Por que podemos afirmar que Jesus é o nosso Profeta? Porque esse Jesus fala diretamente a nós e porque esse profeta tem poder e autoridade em suas Palavras que lhe são próprias, diferente dos antigos profetas que falavam da parte de Deus. No texto ainda encontramos uma terceira razão. Vejamos:

iii. PORQUE ESSE É O ÚNICO PROFETA QUE ESTÁ ASSENTADO À DESTRA DE DEUS – v.3c;

a) Embora os profetas do passado tenham cumprido seu papel ao falarem da parte de Deus, a nenhum deles foi dado o direito de se assentar à direita de Deus;

b) Diferente dos profetas do passado, Ele não está morto, mas ressurreto. Não apenas ressurreto, mas elevado. Não apenas elevado, mas glorificado;

c) Nenhum sacerdote no Antigo Testamento se sentou enquanto cumpriam seu dever, pois o trabalho não havia finalizado; assim também a nenhum profeta foi dito que seria exaltado à mais alta posição no céu por cumprir sua missão;

d) Jesus Cristo, depois de ter cumprido sua missão – Que missão? Ter feito a purificação dos pecados, assentou-se à direita da Majestade, nas alturas;

e) Ele fez isso não apenas por cumprir seu papel como profeta e sua missão como sacerdote, mas também porque é o Filho bendito de Deus, o Herdeiro de todas as coisas e o seu Cordeiro;

f) Enquanto os profetas do passado apenas chamavam o povo ao arrependimento e os sacerdotes ofereciam suas ofertas em favor de seus pecados e do povo, Jesus Cristo é a oferta plena de Deus em remissão dos pecados e redenção dos pecadores;

g) Desta maneira também podemos clamar: Hosana ao Filho de Davi! Bendito o que vem em nome do Senhor!
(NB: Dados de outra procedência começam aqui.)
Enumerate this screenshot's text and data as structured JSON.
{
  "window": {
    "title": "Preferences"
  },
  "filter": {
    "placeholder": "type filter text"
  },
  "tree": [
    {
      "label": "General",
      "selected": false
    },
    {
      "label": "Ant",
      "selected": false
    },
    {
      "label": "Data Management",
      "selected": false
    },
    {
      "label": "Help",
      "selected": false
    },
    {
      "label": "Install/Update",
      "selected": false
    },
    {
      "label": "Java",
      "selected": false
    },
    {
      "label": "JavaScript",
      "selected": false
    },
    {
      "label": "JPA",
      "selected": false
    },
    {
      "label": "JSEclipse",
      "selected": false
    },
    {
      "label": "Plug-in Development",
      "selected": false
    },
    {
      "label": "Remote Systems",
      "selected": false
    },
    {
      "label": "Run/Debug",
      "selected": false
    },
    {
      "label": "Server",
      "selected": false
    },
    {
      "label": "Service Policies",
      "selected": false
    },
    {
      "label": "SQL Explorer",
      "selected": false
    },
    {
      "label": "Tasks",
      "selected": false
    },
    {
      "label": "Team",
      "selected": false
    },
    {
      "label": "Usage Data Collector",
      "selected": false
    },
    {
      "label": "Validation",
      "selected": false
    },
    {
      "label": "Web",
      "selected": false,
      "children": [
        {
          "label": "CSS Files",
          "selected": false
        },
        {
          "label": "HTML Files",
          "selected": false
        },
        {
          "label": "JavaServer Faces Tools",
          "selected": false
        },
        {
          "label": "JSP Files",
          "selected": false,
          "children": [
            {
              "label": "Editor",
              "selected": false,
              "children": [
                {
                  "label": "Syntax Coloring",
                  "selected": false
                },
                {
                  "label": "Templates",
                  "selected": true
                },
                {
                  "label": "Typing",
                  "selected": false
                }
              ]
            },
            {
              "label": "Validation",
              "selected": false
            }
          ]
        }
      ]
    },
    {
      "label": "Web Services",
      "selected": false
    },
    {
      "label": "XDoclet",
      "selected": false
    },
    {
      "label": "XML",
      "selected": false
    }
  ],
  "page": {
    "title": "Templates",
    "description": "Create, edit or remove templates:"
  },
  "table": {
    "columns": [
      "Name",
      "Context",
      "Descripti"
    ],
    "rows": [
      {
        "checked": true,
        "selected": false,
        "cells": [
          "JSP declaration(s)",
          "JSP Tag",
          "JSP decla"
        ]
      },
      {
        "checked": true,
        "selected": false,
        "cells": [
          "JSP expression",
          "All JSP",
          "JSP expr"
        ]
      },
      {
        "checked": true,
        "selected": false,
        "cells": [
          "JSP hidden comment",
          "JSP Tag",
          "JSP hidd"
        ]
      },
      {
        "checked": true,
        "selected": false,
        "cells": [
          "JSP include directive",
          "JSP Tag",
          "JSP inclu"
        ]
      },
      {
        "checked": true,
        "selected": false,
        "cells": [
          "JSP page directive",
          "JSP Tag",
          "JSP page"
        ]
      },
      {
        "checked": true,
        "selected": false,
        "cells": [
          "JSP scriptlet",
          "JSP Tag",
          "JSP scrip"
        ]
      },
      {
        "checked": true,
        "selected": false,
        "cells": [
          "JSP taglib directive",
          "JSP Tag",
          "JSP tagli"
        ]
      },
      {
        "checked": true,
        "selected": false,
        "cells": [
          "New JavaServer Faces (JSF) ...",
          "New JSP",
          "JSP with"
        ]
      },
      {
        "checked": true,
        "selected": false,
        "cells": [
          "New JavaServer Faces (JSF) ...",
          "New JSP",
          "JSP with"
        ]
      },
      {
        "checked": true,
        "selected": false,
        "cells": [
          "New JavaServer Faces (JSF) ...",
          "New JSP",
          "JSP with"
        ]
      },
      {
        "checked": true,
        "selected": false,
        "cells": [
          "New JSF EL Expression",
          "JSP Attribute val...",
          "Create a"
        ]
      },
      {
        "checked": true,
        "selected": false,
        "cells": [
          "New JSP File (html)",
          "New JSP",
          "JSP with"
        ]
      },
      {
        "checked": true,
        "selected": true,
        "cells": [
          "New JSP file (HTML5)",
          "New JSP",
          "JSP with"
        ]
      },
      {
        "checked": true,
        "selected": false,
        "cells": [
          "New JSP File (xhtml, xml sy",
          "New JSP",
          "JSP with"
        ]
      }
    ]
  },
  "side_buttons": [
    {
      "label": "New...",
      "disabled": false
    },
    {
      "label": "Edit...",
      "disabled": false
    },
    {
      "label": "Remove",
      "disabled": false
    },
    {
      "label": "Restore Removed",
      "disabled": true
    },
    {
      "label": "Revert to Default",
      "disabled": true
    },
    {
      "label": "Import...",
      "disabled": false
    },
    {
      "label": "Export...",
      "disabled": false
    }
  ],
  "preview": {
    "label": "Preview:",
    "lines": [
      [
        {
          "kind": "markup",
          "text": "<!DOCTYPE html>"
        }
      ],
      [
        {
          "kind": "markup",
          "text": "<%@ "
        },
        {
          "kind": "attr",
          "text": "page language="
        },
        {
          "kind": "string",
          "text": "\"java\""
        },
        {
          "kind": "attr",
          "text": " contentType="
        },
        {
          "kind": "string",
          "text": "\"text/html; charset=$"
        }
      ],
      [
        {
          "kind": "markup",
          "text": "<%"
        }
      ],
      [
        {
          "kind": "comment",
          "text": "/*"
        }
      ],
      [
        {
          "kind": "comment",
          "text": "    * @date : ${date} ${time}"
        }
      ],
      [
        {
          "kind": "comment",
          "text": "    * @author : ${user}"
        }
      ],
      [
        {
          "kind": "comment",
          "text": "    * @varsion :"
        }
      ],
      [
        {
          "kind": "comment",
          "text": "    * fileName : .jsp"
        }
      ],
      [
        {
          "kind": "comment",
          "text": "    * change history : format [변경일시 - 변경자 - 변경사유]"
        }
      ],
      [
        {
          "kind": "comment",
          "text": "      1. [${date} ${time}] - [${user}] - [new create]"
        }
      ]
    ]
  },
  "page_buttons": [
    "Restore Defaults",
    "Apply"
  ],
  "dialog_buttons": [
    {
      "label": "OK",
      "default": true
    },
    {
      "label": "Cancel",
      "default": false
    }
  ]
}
Hosana nas maiores alturas! (Mt 21.9b).

Conclusão

Olhando para esta passagem podemos fazer algumas conclusões importantes para este dia:

a) Por meio de Jesus Cristo, Deus continua falando com o seu povo; mesmo que sua mensagem seja para nos exortar ou abençoar, o fato é que ele continua falando;

b) Por ele ainda falar hoje, é preciso compreender que não existe outro meio tão confiável, infalível e relevante para a igreja do Senhor do que a Palavra de Deus;

c) Jesus é o tema principal das Escrituras, portanto, devemos dar atenção às Suas Palavras;

d) Embora hoje, ele esteja assentado à direita da Majestade de Deus nas alturas, um dia Ele se levantará de Seu trono mais uma vez para buscar a sua igreja e cumprir sua palavra profética que diz: “...quando eu for e vos preparar lugar, voltarei e vos receberei para mim mesmo, para que, onde eu estou, estejais vós também” (João 14.3 ).

Jesus é o nosso Profeta pelo qual nos mantemos firmes em suas Palavras e promessas pois são verdadeiras e poderosas para a igreja do Senhor e todo aquele que nele cré!